Shoot the President, are You Mad? (The Outfit, 2010) is the long-awaited fourth book in the Augustus Mandrell series by Frank McAuliffe, and is actually the first full length novel of the bunch. The first three books in the series were essentially collections of novellas detailing the first person adventures of the Englishman Augustus Mandrell; Of All the Bloody Cheek came out in 1965, Rather a Vicious Gentleman in 1968, and For Murder I Charge More in 1971. Shoot the President was written in 1975 but has never seen publication until now. McAuliffe’s daughter Liz, who played a large role in getting the book finally published, explains in the Afterword:
“My dad wrote this book in 1975 and sent it off to his publishers, Betty and Ian Ballantine. Even though it had been twelve years since the assassination of President John F. Kennedy, the mutual consensus was that the American people were not fully healed, were not ready to make light of the demise of an individual whom [sic] held possession of the highest office in the land. The manuscript was boxed up and closeted for thirty years.”
I haven’t read the previous books so I was somewhat unprepared for what was in store. The main character, Augustus Mandrell, is “the founder, president, chief executive, principal employee, and treasurer” of the firm Mandrell Limited. Just what then is Mandrell Limited beyond, as our narrator describes, a “service organization”?
The firm of Mandrell Limited is in the business of insuring that selected individuals move from this life on to the next life not on a schedule arranged by Mother Nature or by mischance, but rather on a schedule dictated by an “interested party” (my customer).
In other words, Augustus Mandrell is an assassin. He is also a master of disguise possessing myriad other talents that come in handy in the most ridiculous of situations.
Not much can be discussed about Shoot the President without spoiling the twists and turns of the plot. It opens with Mandrell dropping an unfortunate Portland, Oregon businessman named Clifford Waxout off a cliff.
Before Clifford Waxout died escaping my arms, he screeched “…bastard…you lousy bastard…” It was a farewell fraught with genealogical inaccuracy, but one of enviable vigor, under the circumstances. (The brisk descent from the picturesque cliff; the sudden, definitive embrace of the rocks….)
Mandrell assumes Waxout’s identity for the entire book, and puts into a motion a plan that takes him from Oregon to Washington, DC, where he is to complete his contracted assassination. Along the way he must keep those people who know Waxout from being suspicious even as he sows the seeds of odd behavior for them to report on in recollection, presumably when they are interviewed in the wake of his successful mission.
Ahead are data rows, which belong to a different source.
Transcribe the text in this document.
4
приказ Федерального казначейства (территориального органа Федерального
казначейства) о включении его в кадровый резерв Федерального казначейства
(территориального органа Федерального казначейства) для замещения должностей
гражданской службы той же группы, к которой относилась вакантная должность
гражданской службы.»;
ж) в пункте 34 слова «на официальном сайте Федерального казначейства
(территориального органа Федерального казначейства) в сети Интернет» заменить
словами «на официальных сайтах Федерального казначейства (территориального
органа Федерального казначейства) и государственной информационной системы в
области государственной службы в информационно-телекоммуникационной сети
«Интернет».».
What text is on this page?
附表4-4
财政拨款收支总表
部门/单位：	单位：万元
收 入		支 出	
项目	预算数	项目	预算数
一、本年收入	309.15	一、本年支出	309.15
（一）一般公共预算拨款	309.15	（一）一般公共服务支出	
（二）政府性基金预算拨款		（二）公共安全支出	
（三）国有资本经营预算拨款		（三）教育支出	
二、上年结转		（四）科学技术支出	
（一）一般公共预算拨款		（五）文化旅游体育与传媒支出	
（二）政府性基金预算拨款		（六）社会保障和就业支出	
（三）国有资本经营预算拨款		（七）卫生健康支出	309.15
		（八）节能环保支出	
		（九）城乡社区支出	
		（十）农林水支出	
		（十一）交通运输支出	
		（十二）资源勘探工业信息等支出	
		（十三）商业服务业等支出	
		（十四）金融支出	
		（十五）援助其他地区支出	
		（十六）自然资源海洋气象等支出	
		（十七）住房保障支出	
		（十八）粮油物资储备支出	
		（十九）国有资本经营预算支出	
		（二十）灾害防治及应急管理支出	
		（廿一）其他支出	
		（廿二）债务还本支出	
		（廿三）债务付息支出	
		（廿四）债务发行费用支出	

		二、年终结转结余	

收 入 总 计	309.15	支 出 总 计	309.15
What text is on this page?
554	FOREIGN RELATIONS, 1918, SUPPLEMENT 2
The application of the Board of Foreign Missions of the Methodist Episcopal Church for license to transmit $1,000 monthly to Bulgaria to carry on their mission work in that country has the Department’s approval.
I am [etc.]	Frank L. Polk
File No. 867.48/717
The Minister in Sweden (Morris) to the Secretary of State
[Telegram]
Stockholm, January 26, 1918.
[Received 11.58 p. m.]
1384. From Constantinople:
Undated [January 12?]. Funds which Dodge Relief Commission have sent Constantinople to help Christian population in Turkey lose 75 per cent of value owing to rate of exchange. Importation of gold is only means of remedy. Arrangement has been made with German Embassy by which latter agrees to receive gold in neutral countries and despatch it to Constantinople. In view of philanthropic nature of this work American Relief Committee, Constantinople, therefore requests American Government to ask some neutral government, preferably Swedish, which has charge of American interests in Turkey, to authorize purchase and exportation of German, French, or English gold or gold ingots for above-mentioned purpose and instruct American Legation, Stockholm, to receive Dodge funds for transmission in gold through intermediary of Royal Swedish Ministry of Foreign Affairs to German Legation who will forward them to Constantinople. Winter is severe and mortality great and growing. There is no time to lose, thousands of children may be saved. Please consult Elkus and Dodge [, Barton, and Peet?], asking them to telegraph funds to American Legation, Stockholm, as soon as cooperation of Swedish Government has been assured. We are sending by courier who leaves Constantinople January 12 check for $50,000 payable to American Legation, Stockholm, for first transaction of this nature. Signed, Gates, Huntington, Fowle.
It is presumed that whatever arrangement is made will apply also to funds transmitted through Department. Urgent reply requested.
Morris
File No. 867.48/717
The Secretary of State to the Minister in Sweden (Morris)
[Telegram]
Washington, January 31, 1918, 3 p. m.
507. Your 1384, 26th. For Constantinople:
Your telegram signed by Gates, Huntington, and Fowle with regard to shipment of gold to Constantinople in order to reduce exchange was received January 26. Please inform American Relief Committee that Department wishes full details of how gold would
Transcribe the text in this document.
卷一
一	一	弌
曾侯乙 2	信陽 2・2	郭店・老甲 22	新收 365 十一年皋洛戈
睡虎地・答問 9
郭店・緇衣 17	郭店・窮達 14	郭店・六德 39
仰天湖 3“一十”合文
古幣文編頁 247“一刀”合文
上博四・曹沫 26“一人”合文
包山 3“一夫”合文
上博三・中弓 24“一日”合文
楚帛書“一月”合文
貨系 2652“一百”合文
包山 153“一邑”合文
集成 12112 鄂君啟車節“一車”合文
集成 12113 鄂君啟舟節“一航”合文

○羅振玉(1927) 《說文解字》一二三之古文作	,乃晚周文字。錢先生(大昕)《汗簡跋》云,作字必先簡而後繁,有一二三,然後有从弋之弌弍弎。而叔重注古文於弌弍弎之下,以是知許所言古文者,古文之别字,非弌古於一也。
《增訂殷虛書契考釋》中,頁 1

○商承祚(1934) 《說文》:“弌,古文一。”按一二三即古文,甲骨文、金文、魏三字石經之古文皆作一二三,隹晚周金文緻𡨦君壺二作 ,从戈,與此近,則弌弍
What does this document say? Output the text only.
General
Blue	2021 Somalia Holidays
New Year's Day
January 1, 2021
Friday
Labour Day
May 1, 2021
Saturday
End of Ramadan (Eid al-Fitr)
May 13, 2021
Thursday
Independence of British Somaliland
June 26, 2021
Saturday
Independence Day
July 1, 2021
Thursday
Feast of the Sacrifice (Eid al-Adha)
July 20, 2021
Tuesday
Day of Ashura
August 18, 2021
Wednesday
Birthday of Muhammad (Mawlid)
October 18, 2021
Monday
His plans also require the seduction of the virginal opera diva Consuela DiMartino, she who possesses “the most dramatic derriere in opera today,” so that he can get close to the president. The president referred to in the title is named only as “Old 76.” The Chief Executive has a thing for the number 76; he does 76 push-ups every morning, has 76 suits in his closet, keeps 76 brands of beer in his refrigerator, has 76 presidential advisers, etc. Mandrell’s plan to execute his dark deed requires he be one of 76 guests at the opera star’s special performance for the president. The only way he can see achieving that is if the opera star is on his arm.
Shoot the President is an interesting read that takes a little getting used to. As a narrator, Mandrell is prone to meandering descriptions and frequent asides that refer to previous adventures (presumably detailed in earlier books in the series) or unrelated topics altogether. His words drip with arrogance, and he has a solution for every possible problem. As the story steamrolls forward, the difficulties that rise up to challenge his efforts become more and more far-fetched, and his successful workarounds increasingly absurd. Still, as farce and satire it works, and is actually quite fun. If it were a movie, it would be a screwball comedy with some darker moments. After all, it is about an assassin, so there are scenes of violence and bloodshed. A couple plot twists keep the outlandish story interesting, right up until the closing lines of the book.
What I found particularly interesting, in light of today’s news, is the idea that Waxout is a leading member of an organization called America’s Americans. This is a fringe political group criticizing the president for being, among various other crimes, soft on Communism. This affiliation of Waxout’s is a large part of the reason he is the man whose identity Mandrell chose to assume, since it makes sense that he could potentially be an assassin, keeping the blame from falling anywhere near the firm of Mandrell Limited. I thought it was amusing how this idea is echoed in today’s America.
Shoot the President is anything but a typical “novel about an assassin.” It is more comedy than action story, about a character so unbelievably ridiculous that one can’t help but cheer for him. I wouldn’t necessarily consider myself a fan of comedic novels, but in this case I make an exception. The crazy plot and the circumstances that Mandrell must get himself into and out of make for a charming read, and this is a book whose availability is certainly long overdue.